Com’è nata l’idea di questo progetto?
Il nostro Paese si trova in un momento di passaggio storico, verso dove non si sa, per una serie di eventi iniziati proprio negli anni Settanta in cui almeno si parlava di “compromesso storico” tra partiti che avevano un’identità mentre adesso si parla di “larghe intese” tra partiti che non esistono.
Lo spettacolo nasce dall’idea di realizzare un progetto ambizioso e folle ripercorrendo in maniera simbolica i cinquantaquattro giorni del sequestro Moro. È un’esperienza fisica e corporale in una cella 3 X 1, dove non c’era un attore che fingeva di essere Moro ma, un attore e regista che ripercorre l’esperienza drammatica nel modo più vero possibile.
Qual è stato l’impatto che hai riscontrato sul pubblico in merito a quest’esperienza?
Sicuramente il contatto più diretto l’ho avuto durante gli spettacoli serali che io amo definire un rituale pubblico. Lo spettacolo aveva tanti scopi e ambizioni e una di queste era quella di investire sulo spettatore. C’è stato un continuo riscontro, non solo da parte dei romani ma anche da persone provenienti da tutta Italia; sempre crescente che, soprattutto nelle ultime serate, ha registrato il sold out: all’ultima replica hanno aggiunto persino delle sedie e molti ha visto lo spettacolo in piedi.
Un lavoro difficile riuscire ad avere pubblico in sala per cinquantaquattro giorni in un periodo in cui gli spettacoli, nei piccoli spazi, rimangono in scena solo per un periodo molto limitato (dai due ai quattro giorni), a differenza dei grandi teatri in cui gli spettacoli in cartellone vengono riproposti anche per due settimane di fila.
Inoltre, durante la mia auto-reclusione, ho avuto l’occasione di ospitare in cella persone che hanno portato la propria testimonianza sugli anni Settanta realizzando così uno scambio reciproco di sensazioni, idee e opinioni.
Il web e la diretta streaming sono stati sicuramente strumenti importanti e, a mio parere, il tentativo di auto-reclusione in cella ha evidenziato la situazione dell’uomo al giorno d’oggi che passa il suo tempo chiuso in casa davanti al pc e il suo rapporto con il mondo esterno è filtrato dai social network.

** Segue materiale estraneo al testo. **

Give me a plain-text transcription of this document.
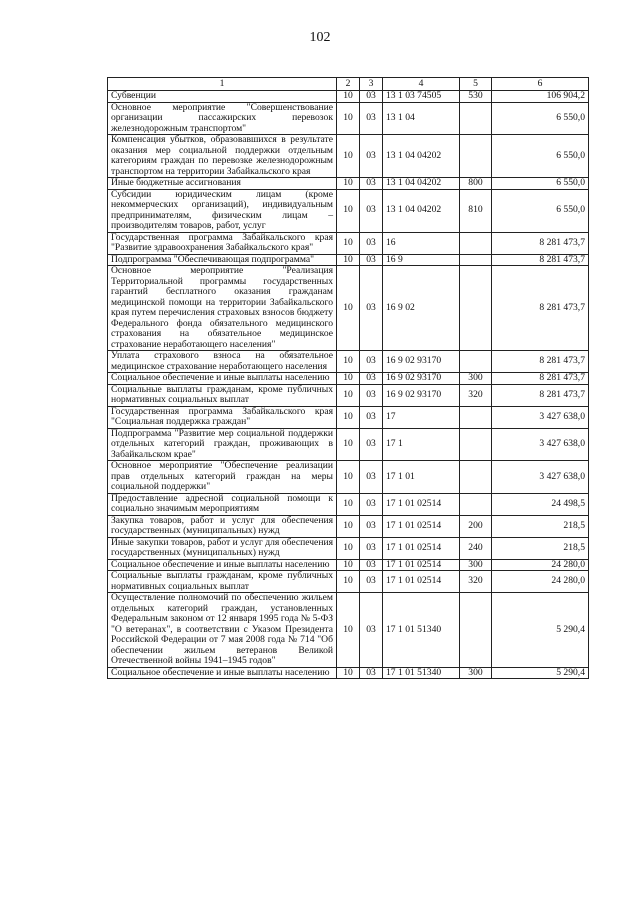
102
1	2	3	4	5	6
Субвенции	10	03	13 1 03 74505	530	106 904,2
Основное мероприятие "Совершенствование организации пассажирских перевозок железнодорожным транспортом"	10	03	13 1 04		6 550,0
Компенсация убытков, образовавшихся в результате оказания мер социальной поддержки отдельным категориям граждан по перевозке железнодорожным транспортом на территории Забайкальского края	10	03	13 1 04 04202		6 550,0
Иные бюджетные ассигнования	10	03	13 1 04 04202	800	6 550,0
Субсидии юридическим лицам (кроме некоммерческих организаций), индивидуальным предпринимателям, физическим лицам – производителям товаров, работ, услуг	10	03	13 1 04 04202	810	6 550,0
Государственная программа Забайкальского края "Развитие здравоохранения Забайкальского края"	10	03	16		8 281 473,7
Подпрограмма "Обеспечивающая подпрограмма"	10	03	16 9		8 281 473,7
Основное мероприятие "Реализация Территориальной программы государственных гарантий бесплатного оказания гражданам медицинской помощи на территории Забайкальского края путем перечисления страховых взносов бюджету Федерального фонда обязательного медицинского страхования на обязательное медицинское страхование неработающего населения"	10	03	16 9 02		8 281 473,7
Уплата страхового взноса на обязательное медицинское страхование неработающего населения	10	03	16 9 02 93170		8 281 473,7
Социальное обеспечение и иные выплаты населению	10	03	16 9 02 93170	300	8 281 473,7
Социальные выплаты гражданам, кроме публичных нормативных социальных выплат	10	03	16 9 02 93170	320	8 281 473,7
Государственная программа Забайкальского края "Социальная поддержка граждан"	10	03	17		3 427 638,0
Подпрограмма "Развитие мер социальной поддержки отдельных категорий граждан, проживающих в Забайкальском крае"	10	03	17 1		3 427 638,0
Основное мероприятие "Обеспечение реализации прав отдельных категорий граждан на меры социальной поддержки"	10	03	17 1 01		3 427 638,0
Предоставление адресной социальной помощи к социально значимым мероприятиям	10	03	17 1 01 02514		24 498,5
Закупка товаров, работ и услуг для обеспечения государственных (муниципальных) нужд	10	03	17 1 01 02514	200	218,5
Иные закупки товаров, работ и услуг для обеспечения государственных (муниципальных) нужд	10	03	17 1 01 02514	240	218,5
Социальное обеспечение и иные выплаты населению	10	03	17 1 01 02514	300	24 280,0
Социальные выплаты гражданам, кроме публичных нормативных социальных выплат	10	03	17 1 01 02514	320	24 280,0
Осуществление полномочий по обеспечению жильем отдельных категорий граждан, установленных Федеральным законом от 12 января 1995 года № 5-ФЗ "О ветеранах", в соответствии с Указом Президента Российской Федерации от 7 мая 2008 года № 714 "Об обеспечении жильем ветеранов Великой Отечественной войны 1941–1945 годов"	10	03	17 1 01 51340		5 290,4
Социальное обеспечение и иные выплаты населению	10	03	17 1 01 51340	300	5 290,4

La mia diretta streaming in realtà è stata una sorta di specchio in cui le persone potevano rivedere loro stesse.
Quali sono i tuoi progetti futuri? Hai previsto di ritornare a Napoli?
Sicuramente penso di ritornare di nuovo a Napoli perché mi sono trovato bene. L’anno scorso, per una scelta etica, tenuto il mio spettacolo Sancarluccio, proprio per sostenere uno spazio con problemi economici e a rischio chiusura, piuttosto che andare in altri teatri che, pur avendo maggiori risorse, mi avrebbero dato lo stesso compenso.
Per quanto riguarda i nuovi progetti sto lavorando con Elvira Frosini, mia moglie, con la quale ho collaborato anche per Aldo Morto 54, ad un nuovo lavoro che avrà come tema la morte della società odierna. Purtroppo oggi l’Italia è un Paese di morti, viviamo tutti in una situazione di “zombitudine”.